Tanya Ekanayaka est une pianiste originaire du Sri Lanka. Elle compose abondamment en s’inspirant de son pays natal. Je vous ai déjà parlé de l’un de ses albums ailleurs sur PanM360 (critique de l’album 18 Piano Sutras and 25 South Asian Pianisms ICI), et ce avec bienveillance. Je réitère l’aspect positif de l’art pianistique de Mme Ekanayaka manifesté cette fois dans cet album inspiré de 16 des quelque 100 petites îles qui entourent l’île principale qui constitue le Sri Lanka sur une mappemonde.
Le style Ekanayaka est un mélange d’écrit et d’improvisation. Elle attribue des motifs assez courts (quelques secondes) à chaque élément suggéré (ici une île, unique en son genre avec une faune, une flore et des attributs organiques ou minéraux distincts), à partir desquels elle tisse ensuite une trame relativement spontanée. C’est du moins ce qu’elle a fait avec une bonne partie des pièces de cet album. D’autres ont été travaillées comme tel auparavant, mais le principe demeure généralement le même.
Le résultat ne ressemble en rien à ce que peut faire Gabriela Montero par exemple. Cette dernière manipule très bien le moment présent en y insérant des références folkloriques, baroques, romantiques, etc. Mme Ekanayaka a un style bien à elle qu’elle respecte tout du long, sans puiser à même le répertoire classique occidental, du moins pas précisément. Elle est de tout évidence solidement formée à l’école occidentale, mais elle a su construire un langage qui la place dans une sorte de néo-romantisme/impressionnisme/exotisme extra-européen, sans citer explicitement des compositeurs du passé.
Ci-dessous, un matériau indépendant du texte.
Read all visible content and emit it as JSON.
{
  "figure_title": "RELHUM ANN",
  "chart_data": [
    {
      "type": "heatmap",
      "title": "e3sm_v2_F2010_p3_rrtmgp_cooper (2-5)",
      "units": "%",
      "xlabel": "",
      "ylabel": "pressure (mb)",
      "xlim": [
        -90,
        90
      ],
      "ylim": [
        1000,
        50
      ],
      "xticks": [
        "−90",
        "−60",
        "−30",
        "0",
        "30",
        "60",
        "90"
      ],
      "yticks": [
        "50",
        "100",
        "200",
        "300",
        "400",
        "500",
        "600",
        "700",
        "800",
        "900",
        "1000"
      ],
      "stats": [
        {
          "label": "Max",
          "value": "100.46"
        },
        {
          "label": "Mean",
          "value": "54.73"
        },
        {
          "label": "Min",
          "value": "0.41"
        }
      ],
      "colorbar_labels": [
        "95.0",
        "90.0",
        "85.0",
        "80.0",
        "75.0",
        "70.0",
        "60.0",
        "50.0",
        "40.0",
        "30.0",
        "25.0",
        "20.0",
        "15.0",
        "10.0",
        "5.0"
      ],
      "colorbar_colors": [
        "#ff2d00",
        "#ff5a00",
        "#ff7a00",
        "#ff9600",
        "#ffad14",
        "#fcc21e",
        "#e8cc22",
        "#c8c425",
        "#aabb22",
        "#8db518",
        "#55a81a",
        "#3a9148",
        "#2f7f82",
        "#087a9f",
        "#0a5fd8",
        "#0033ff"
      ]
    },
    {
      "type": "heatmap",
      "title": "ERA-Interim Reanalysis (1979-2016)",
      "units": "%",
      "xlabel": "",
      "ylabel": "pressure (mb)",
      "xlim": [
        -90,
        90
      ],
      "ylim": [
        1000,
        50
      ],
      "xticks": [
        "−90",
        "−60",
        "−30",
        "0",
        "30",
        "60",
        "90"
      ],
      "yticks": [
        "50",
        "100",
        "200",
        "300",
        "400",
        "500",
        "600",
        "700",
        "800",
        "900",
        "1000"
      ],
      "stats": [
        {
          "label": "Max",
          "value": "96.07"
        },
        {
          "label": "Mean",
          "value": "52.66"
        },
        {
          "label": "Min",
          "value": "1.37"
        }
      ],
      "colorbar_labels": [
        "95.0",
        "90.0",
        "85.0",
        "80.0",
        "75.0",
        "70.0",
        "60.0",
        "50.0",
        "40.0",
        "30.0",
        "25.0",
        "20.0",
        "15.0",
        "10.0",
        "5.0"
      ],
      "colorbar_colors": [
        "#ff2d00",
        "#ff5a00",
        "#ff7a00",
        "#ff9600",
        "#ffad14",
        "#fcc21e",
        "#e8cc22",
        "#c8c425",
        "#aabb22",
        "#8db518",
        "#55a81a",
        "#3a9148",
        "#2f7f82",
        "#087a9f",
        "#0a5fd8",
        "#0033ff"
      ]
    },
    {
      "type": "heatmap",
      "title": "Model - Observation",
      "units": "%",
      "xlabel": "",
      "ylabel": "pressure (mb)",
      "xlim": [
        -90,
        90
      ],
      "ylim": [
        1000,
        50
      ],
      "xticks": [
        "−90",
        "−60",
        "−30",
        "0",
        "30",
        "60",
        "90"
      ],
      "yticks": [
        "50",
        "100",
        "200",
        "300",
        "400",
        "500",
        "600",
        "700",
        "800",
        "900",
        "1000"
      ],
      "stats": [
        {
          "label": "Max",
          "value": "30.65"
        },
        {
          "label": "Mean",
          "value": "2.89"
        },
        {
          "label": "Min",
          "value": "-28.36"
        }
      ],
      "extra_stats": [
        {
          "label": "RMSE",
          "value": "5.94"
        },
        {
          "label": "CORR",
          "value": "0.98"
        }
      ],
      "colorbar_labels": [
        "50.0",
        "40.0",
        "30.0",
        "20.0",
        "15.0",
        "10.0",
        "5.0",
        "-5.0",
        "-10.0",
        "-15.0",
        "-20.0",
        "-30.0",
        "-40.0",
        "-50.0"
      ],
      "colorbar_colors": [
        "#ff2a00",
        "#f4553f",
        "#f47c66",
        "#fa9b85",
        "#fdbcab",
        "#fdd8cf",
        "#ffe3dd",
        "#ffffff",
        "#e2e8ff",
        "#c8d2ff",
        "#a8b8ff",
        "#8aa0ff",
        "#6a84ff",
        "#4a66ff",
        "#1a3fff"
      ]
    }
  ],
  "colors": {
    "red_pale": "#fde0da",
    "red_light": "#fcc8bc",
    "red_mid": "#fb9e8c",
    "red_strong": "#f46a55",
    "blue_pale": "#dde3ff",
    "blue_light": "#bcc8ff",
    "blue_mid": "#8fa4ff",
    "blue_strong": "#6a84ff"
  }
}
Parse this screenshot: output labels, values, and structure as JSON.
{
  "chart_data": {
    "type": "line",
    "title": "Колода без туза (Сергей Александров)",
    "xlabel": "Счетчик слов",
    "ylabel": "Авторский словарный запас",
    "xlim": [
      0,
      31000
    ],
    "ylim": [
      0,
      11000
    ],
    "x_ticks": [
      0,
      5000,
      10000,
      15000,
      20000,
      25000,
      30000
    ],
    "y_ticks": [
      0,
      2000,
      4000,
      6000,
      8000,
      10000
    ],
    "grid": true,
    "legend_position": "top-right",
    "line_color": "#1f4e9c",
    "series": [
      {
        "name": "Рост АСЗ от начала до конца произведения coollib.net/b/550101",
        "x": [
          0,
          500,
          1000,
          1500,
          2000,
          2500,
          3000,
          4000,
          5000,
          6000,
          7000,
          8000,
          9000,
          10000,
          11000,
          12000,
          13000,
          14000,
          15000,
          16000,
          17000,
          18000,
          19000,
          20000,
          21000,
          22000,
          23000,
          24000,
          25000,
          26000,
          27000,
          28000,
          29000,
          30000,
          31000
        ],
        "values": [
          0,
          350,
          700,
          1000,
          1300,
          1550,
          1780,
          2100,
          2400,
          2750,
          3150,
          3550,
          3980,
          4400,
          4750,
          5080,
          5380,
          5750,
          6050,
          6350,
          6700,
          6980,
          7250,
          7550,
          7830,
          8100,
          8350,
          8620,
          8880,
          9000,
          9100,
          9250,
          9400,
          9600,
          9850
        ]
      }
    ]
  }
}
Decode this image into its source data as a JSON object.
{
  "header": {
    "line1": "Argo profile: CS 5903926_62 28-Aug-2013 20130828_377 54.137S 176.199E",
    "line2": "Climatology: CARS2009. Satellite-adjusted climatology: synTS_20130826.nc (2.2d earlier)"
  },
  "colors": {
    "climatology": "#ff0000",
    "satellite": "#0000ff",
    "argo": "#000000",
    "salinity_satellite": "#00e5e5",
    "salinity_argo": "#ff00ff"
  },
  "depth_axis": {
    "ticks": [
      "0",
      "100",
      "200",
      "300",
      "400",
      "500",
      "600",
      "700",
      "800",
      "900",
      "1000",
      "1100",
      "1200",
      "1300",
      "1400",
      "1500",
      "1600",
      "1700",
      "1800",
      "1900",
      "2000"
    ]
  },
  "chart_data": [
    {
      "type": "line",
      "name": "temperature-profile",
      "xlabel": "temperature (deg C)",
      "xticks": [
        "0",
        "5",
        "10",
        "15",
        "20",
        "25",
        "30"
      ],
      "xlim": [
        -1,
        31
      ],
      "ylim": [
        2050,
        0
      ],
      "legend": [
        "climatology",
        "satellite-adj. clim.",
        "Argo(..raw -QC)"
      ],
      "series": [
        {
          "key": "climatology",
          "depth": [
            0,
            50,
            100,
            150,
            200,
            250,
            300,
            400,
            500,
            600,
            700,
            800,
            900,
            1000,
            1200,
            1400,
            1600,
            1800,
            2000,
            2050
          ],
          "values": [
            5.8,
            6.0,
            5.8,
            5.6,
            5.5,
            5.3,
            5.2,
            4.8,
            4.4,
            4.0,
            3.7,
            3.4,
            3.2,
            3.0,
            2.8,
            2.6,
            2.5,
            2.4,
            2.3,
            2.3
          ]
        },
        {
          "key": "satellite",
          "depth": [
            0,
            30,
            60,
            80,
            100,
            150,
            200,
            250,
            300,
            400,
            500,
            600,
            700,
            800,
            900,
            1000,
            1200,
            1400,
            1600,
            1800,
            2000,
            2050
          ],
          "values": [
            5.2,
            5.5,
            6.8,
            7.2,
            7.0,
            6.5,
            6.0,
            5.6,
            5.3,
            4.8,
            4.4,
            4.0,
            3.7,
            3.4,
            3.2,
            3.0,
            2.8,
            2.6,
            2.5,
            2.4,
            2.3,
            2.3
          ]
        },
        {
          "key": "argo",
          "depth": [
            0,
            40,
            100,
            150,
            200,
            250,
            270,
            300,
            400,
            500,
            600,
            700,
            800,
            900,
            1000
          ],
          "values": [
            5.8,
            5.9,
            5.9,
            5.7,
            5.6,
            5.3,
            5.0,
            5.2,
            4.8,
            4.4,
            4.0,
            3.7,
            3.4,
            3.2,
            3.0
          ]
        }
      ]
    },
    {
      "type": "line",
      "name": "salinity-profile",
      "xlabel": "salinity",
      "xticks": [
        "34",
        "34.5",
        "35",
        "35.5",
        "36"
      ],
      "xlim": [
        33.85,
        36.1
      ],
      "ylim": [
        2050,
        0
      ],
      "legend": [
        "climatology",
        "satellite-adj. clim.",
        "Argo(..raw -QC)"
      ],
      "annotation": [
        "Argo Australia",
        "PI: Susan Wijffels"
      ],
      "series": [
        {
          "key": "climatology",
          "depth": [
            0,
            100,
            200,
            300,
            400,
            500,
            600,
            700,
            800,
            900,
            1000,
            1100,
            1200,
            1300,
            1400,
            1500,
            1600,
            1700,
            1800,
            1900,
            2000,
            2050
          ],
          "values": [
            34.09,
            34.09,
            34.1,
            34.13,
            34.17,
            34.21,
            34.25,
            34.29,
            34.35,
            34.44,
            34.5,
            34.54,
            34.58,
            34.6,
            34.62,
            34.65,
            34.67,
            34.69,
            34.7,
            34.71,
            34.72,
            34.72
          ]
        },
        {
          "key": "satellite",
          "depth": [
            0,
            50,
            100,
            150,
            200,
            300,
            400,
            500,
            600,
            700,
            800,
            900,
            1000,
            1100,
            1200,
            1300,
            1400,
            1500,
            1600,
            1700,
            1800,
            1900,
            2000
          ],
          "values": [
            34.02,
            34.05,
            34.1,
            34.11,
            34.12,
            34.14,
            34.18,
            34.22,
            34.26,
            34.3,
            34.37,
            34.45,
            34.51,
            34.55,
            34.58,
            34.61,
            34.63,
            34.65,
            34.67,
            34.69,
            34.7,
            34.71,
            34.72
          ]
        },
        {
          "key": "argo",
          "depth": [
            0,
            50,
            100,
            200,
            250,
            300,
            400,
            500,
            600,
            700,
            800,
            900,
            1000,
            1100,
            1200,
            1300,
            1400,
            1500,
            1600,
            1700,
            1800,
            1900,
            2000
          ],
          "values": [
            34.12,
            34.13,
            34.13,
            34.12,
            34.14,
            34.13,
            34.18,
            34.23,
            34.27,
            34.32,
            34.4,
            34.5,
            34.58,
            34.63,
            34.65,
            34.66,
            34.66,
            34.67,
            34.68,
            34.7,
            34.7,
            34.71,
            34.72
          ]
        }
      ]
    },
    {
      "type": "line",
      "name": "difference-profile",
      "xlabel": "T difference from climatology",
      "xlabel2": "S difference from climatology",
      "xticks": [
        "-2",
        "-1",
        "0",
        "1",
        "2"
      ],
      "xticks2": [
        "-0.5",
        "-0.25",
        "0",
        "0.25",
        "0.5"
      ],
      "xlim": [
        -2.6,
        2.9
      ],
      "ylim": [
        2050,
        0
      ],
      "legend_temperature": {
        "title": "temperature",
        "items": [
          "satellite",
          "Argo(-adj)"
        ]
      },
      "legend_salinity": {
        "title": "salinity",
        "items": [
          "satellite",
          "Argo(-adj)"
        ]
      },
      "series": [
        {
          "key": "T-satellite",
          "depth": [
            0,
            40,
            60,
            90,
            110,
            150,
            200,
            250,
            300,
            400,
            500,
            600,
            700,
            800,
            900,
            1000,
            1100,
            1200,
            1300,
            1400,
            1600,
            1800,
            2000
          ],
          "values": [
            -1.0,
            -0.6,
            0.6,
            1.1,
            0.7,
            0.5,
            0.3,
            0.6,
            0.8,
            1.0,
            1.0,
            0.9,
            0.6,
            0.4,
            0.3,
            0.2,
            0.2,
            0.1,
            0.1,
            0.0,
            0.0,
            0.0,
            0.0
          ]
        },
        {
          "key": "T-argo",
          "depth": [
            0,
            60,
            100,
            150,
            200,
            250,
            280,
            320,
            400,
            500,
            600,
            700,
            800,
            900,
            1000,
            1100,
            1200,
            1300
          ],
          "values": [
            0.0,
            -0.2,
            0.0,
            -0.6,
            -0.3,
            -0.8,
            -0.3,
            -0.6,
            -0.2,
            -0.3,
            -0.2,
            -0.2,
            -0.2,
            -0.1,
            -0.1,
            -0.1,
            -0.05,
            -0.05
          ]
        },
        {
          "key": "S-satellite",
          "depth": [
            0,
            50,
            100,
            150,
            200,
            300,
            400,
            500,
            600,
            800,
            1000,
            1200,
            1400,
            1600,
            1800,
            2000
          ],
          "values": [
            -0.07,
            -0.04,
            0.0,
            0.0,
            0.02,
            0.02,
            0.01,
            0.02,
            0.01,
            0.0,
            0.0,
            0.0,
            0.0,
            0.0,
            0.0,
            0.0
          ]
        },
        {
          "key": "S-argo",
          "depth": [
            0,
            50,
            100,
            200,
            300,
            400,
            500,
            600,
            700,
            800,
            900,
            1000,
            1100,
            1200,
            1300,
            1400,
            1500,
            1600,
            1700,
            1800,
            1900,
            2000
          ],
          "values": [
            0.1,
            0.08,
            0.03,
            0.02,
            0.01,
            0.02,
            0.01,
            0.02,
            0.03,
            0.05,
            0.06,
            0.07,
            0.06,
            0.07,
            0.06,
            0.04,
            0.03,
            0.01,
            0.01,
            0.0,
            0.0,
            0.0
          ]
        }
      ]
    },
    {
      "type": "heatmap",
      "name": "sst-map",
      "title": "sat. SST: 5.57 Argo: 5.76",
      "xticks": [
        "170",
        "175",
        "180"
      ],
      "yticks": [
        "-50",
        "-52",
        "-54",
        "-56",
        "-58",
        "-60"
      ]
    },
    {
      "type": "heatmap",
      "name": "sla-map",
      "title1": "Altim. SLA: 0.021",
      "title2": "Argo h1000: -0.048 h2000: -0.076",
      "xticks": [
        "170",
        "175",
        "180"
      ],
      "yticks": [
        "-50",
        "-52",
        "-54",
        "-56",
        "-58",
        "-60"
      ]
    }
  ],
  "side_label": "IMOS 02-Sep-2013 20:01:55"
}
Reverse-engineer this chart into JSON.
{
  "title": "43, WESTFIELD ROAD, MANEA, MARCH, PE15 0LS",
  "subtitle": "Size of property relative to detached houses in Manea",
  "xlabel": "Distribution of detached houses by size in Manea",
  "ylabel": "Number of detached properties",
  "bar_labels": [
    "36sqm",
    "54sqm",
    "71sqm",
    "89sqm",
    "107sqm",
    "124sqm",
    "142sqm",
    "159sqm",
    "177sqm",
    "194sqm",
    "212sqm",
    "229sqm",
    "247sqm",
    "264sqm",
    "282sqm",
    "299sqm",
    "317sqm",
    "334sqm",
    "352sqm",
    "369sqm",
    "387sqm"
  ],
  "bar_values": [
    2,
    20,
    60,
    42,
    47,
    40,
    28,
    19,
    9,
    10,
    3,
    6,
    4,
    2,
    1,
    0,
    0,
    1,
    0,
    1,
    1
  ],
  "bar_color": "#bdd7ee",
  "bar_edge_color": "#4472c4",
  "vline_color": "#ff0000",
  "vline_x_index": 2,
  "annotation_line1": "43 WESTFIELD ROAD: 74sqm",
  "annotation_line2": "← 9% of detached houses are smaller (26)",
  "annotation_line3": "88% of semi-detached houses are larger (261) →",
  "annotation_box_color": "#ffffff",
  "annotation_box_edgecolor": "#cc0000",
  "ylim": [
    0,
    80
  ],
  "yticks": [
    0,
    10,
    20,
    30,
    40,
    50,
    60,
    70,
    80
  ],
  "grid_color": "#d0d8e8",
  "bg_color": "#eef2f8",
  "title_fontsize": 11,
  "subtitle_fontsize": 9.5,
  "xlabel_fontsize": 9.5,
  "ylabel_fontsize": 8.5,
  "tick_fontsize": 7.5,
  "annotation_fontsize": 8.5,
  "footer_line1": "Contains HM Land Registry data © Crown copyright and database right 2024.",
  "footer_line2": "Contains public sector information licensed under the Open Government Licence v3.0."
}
C’est en tout cas une musique lyrique, bien ancrée dans le tonalisme consonant et coloré d’abondantes gerbes d’ornementations. On peut être un tantinet rappelé à l’esthétique de Colin McPhee, dans ses explorations balinaises. Mais très vaguement. Je pense aussi aux envolées foisonnantes de l’Éthiopien Girma Yifrashewa. Un peu.
Bref, la musique de Tanya Ekanayaka a quelque chose d’à la fois familier, accueillant, mais aussi dépaysant. C’est surtout très beau, et malgré sa provenance sri lankaise, demeure quand même un produit bien planté dans la musique classique occidentale. Je l’ai déjà dit dans ma critique de l’album précédent : publier cet album sous étiquette Naxos World plutôt que Naxos classique me semble être de l’ethnicisme superficiel, sans égard à la nature même de la musique exprimée. M’enfin.
Une plongée hyper séduisante, parfois envoûtante, dans un exotisme savant et raffiné, et surtout un jeu de piano d’une splendide délicatesse.